Je n’ai pas souvenir de la réponse de mon professeur, mais depuis une semaine, le débat est officiellement clos. Le «modèle cubain ne marche même plus pour nous», a confié Castro lui-même à un journaliste. Le régime va congédier 500 000 employés du gouvernement d’ici le mois de mars. Cuba veut dégraisser l’État pour stimuler la productivité anémique dans ce pays où la bureaucratie sévit partout. On veut plus d’initiative individuelle, et plus d’entrepreneurs.

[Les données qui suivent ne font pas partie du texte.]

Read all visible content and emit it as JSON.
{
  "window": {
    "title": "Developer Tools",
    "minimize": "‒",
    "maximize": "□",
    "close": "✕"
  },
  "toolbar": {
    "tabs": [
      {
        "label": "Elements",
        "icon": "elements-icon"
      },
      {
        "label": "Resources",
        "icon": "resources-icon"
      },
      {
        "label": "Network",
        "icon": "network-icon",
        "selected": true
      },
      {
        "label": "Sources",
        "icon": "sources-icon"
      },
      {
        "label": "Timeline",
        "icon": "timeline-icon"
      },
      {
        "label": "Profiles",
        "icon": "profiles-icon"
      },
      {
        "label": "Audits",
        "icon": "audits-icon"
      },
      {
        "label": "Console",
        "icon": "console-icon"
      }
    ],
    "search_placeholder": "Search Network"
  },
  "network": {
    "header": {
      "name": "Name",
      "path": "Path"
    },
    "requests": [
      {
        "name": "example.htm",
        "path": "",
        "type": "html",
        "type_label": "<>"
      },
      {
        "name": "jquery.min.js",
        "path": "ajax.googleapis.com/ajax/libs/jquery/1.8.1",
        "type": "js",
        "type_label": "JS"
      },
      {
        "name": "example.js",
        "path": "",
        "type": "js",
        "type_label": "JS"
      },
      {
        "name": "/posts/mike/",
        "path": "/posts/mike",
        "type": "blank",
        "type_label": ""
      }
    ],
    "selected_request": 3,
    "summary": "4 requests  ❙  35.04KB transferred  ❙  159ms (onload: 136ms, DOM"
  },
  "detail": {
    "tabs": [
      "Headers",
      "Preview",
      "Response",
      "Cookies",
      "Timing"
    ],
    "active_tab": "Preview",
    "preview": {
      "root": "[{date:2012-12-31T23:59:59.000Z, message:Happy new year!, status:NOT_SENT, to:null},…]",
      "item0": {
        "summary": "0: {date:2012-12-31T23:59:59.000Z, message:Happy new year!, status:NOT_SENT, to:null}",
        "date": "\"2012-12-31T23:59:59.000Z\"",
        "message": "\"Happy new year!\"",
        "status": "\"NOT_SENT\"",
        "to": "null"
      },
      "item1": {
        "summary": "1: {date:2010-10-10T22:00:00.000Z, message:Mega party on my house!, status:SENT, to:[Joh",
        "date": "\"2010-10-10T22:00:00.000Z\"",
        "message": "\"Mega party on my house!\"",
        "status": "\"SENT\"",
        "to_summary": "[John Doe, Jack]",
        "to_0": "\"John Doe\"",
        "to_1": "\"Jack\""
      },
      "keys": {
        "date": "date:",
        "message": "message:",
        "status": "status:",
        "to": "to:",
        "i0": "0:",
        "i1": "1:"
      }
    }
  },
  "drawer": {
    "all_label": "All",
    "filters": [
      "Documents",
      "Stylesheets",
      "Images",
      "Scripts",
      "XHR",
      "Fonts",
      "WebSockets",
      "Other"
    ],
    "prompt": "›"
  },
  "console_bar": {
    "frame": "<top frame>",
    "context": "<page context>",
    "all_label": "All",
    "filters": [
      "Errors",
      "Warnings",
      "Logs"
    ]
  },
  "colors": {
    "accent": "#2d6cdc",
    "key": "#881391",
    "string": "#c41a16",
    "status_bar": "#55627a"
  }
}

Pendant longtemps, Cuba a profité du soutien financier de l’Union soviétique – environ 5 G$ par année. Mais quand l’URSS s’est effondrée au début des années 1990, les Cubains ont vite constaté les ratés du système communiste. Castro préférait blâmer les États-Unis, qui interdisent à ses citoyens de commercer avec Cuba. Mais l’impact de l’embargo est minime. Après tout, Castro est libre de transiger avec tous les autres pays du monde.
Quel lien avec le Québec? Cette affirmation: «Le gouvernement doit cesser de maintenir des entreprises, des services et des secteurs de l’économie qui perdent de l’argent tout en versant des salaires démesurés.» Qui a dit ça? L’Institut économique de Montréal? Non. Le syndicat des travailleurs cubains!
Belle ironie. Pendant qu’au Québec notre gouvernement s’enfonce dans les dettes, augmente chaque année le nombre de bureaucrates et subventionne tout ce qui bouge, Cuba la communiste dégraisse sa fonction publique et exige plus de productivité.
Fidel Castro a lancé la révolution cubaine en 1959. Aujourd’hui, devant les ratés du système, «el Comandante» possède assez de lucidité, et de poigne, pour remettre en cause le modèle cubain. Des politiciens québécois ont lancé la révolution bureaucratique (pardon, tranquille) un an après Castro, en 1960. Chez nous, quel politicien a le courage de remettre en cause le modèle québécois, qui nous entraîne aussi, tranquillement, vers le mur?
Quand c’est rendu qu’un dictateur vieillissant nous fait la leçon…
David Descôteaux est chercheur associé à l’Institut économique de Montréal.